After his marriage to Martha Duane He took his medical degree in 1907 and thereafter made rapid progress in his chosen career. After postgraduate study in Vienna he became an extremely successful ear, nose and throat surgeon to the Richmond Hospital. As well as achieving a reputation as a skilful surgeon, he became an active voice in calling for the improvement of conditions and medical care for underprivileged children. To get his message across to the general public, he wrote three plays on the subject, Blight, the Tragedy of Dublin, A Serious Thing and The Enchanted Trousers, using pseudonyms so as to pacify the General Medical Council. There followed several books of poems, published in Dublin and New York. The Collected Poems of Oliver St John Gogarty was published in London in 1951. He published several ambitious prose works, one of which As I was going Down Sackville Street (1937), lead to an action for libel.

In 1917 Gogarty bought Renvyle House in Connemara where he entertained many influential friends. W B Yeats and his new wife were offered it for their honeymoon and Augustus John immortalised the landscape in paint.

He allied himself closely with the pro-treaty group, being a close friend of Arthur Griffith and Michael Collins. In 1922 he was appointed to the Irish Free State Senate but in January 1923 was kidnapped by armed men from his house in Dublin. He managed to escape by swimming the icy river Liffey but Renvyle House was later destroyed by arsonists.

At the start of World War II, he was turned down by the RAF on grounds of age and he subsequently travelled to America on a lecture tour. He settled in New York, became an American citizen and died there in 1957. His remains were buried in his native Connemara.

Gogarty's literary success, which perhaps had more to do with his ebullient personality than its quality, antagonized many of his contemporaries but was praised highly by others such as W B Yeats.

Gerald Leslie Brockhurst (1890-1978) was one of the most celebrated portrait painters of the inter war period. His sitters included Wallis Simpson, Duchess of Windsor (National Portrait Gallery, London), John Paul Getty and Marlene Dietrich who are all depicted with coolness, technical perfection and an overt classicism.

After studying at the Birmingham School of Art, Brockhurst went on to the Royal Academy where, for 'A design for a figure picture' he won a gold medal and a travelling scholarship which he used to travel to Italy in 1912. The influence of the Renaissance, in particular the works of Piero della Francesca and Leonardo da Vinci, can be seen in his portraits which often have an unearthly atmosphere where the sitter appears to float in front of a idealised landscape with a flattened perspective and muted pallet.

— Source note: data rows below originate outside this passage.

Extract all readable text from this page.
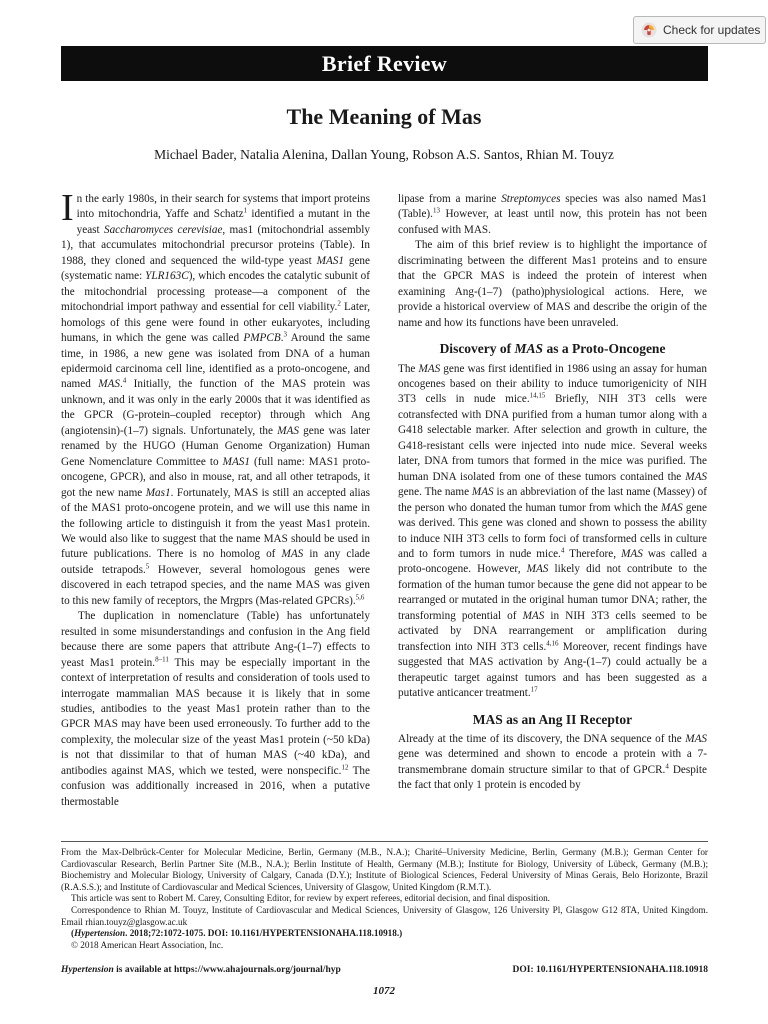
Check for updates
Brief Review
The Meaning of Mas
Michael Bader, Natalia Alenina, Dallan Young, Robson A.S. Santos, Rhian M. Touyz

In the early 1980s, in their search for systems that import proteins into mitochondria, Yaffe and Schatz$^1$ identified a mutant in the yeast Saccharomyces cerevisiae, mas1 (mitochondrial assembly 1), that accumulates mitochondrial precursor proteins (Table). In 1988, they cloned and sequenced the wild-type yeast MAS1 gene (systematic name: YLR163C), which encodes the catalytic subunit of the mitochondrial processing protease—a component of the mitochondrial import pathway and essential for cell viability.$^2$ Later, homologs of this gene were found in other eukaryotes, including humans, in which the gene was called PMPCB.$^3$ Around the same time, in 1986, a new gene was isolated from DNA of a human epidermoid carcinoma cell line, identified as a proto-oncogene, and named MAS.$^4$ Initially, the function of the MAS protein was unknown, and it was only in the early 2000s that it was identified as the GPCR (G-protein–coupled receptor) through which Ang (angiotensin)-(1–7) signals. Unfortunately, the MAS gene was later renamed by the HUGO (Human Genome Organization) Human Gene Nomenclature Committee to MAS1 (full name: MAS1 proto-oncogene, GPCR), and also in mouse, rat, and all other tetrapods, it got the new name Mas1. Fortunately, MAS is still an accepted alias of the MAS1 proto-oncogene protein, and we will use this name in the following article to distinguish it from the yeast Mas1 protein. We would also like to suggest that the name MAS should be used in future publications. There is no homolog of MAS in any clade outside tetrapods.$^5$ However, several homologous genes were discovered in each tetrapod species, and the name MAS was given to this new family of receptors, the Mrgprs (Mas-related GPCRs).$^{5,6}$

The duplication in nomenclature (Table) has unfortunately resulted in some misunderstandings and confusion in the Ang field because there are some papers that attribute Ang-(1–7) effects to yeast Mas1 protein.$^{8-11}$ This may be especially important in the context of interpretation of results and consideration of tools used to interrogate mammalian MAS because it is likely that in some studies, antibodies to the yeast Mas1 protein rather than to the GPCR MAS may have been used erroneously. To further add to the complexity, the molecular size of the yeast Mas1 protein (~50 kDa) is not that dissimilar to that of human MAS (~40 kDa), and antibodies against MAS, which we tested, were nonspecific.$^{12}$ The confusion was additionally increased in 2016, when a putative thermostable

lipase from a marine Streptomyces species was also named Mas1 (Table).$^{13}$ However, at least until now, this protein has not been confused with MAS.

The aim of this brief review is to highlight the importance of discriminating between the different Mas1 proteins and to ensure that the GPCR MAS is indeed the protein of interest when examining Ang-(1–7) (patho)physiological actions. Here, we provide a historical overview of MAS and describe the origin of the name and how its functions have been unraveled.

Discovery of MAS as a Proto-Oncogene

The MAS gene was first identified in 1986 using an assay for human oncogenes based on their ability to induce tumorigenicity of NIH 3T3 cells in nude mice.$^{14,15}$ Briefly, NIH 3T3 cells were cotransfected with DNA purified from a human tumor along with a G418 selectable marker. After selection and growth in culture, the G418-resistant cells were injected into nude mice. Several weeks later, DNA from tumors that formed in the mice was purified. The human DNA isolated from one of these tumors contained the MAS gene. The name MAS is an abbreviation of the last name (Massey) of the person who donated the human tumor from which the MAS gene was derived. This gene was cloned and shown to possess the ability to induce NIH 3T3 cells to form foci of transformed cells in culture and to form tumors in nude mice.$^4$ Therefore, MAS was called a proto-oncogene. However, MAS likely did not contribute to the formation of the human tumor because the gene did not appear to be rearranged or mutated in the original human tumor DNA; rather, the transforming potential of MAS in NIH 3T3 cells seemed to be activated by DNA rearrangement or amplification during transfection into NIH 3T3 cells.$^{4,16}$ Moreover, recent findings have suggested that MAS activation by Ang-(1–7) could actually be a therapeutic target against tumors and has been suggested as a putative anticancer treatment.$^{17}$

MAS as an Ang II Receptor

Already at the time of its discovery, the DNA sequence of the MAS gene was determined and shown to encode a protein with a 7-transmembrane domain structure similar to that of GPCR.$^4$ Despite the fact that only 1 protein is encoded by

From the Max-Delbrück-Center for Molecular Medicine, Berlin, Germany (M.B., N.A.); Charité–University Medicine, Berlin, Germany (M.B.); German Center for Cardiovascular Research, Berlin Partner Site (M.B., N.A.); Berlin Institute of Health, Germany (M.B.); Institute for Biology, University of Lübeck, Germany (M.B.); Biochemistry and Molecular Biology, University of Calgary, Canada (D.Y.); Institute of Biological Sciences, Federal University of Minas Gerais, Belo Horizonte, Brazil (R.A.S.S.); and Institute of Cardiovascular and Medical Sciences, University of Glasgow, United Kingdom (R.M.T.).

This article was sent to Robert M. Carey, Consulting Editor, for review by expert referees, editorial decision, and final disposition.

Correspondence to Rhian M. Touyz, Institute of Cardiovascular and Medical Sciences, University of Glasgow, 126 University Pl, Glasgow G12 8TA, United Kingdom. Email rhian.touyz@glasgow.ac.uk

(Hypertension. 2018;72:1072-1075. DOI: 10.1161/HYPERTENSIONAHA.118.10918.)

© 2018 American Heart Association, Inc.

Hypertension is available at https://www.ahajournals.org/journal/hyp	DOI: 10.1161/HYPERTENSIONAHA.118.10918
1072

On their return from Italy Brockhurst and his wife Anais settled, for five years, in Ireland and he became increasingly involved in the artistic circles of Augustus John. The present picture dates from 1916, the year of his first major exhibition which launched his career as a society portrait painter. It was painted at Garranban House, Moyard, Co. Galway, the home of the sitter's sister-in-law. Gogarty is depicted in a reticent and thoughtful pose in the foreground of the picture plane, but instead of the idealised Italianate landscapes, which characterised his later works, Gogarty is set before a realistic depiction of the Co Galway landscape.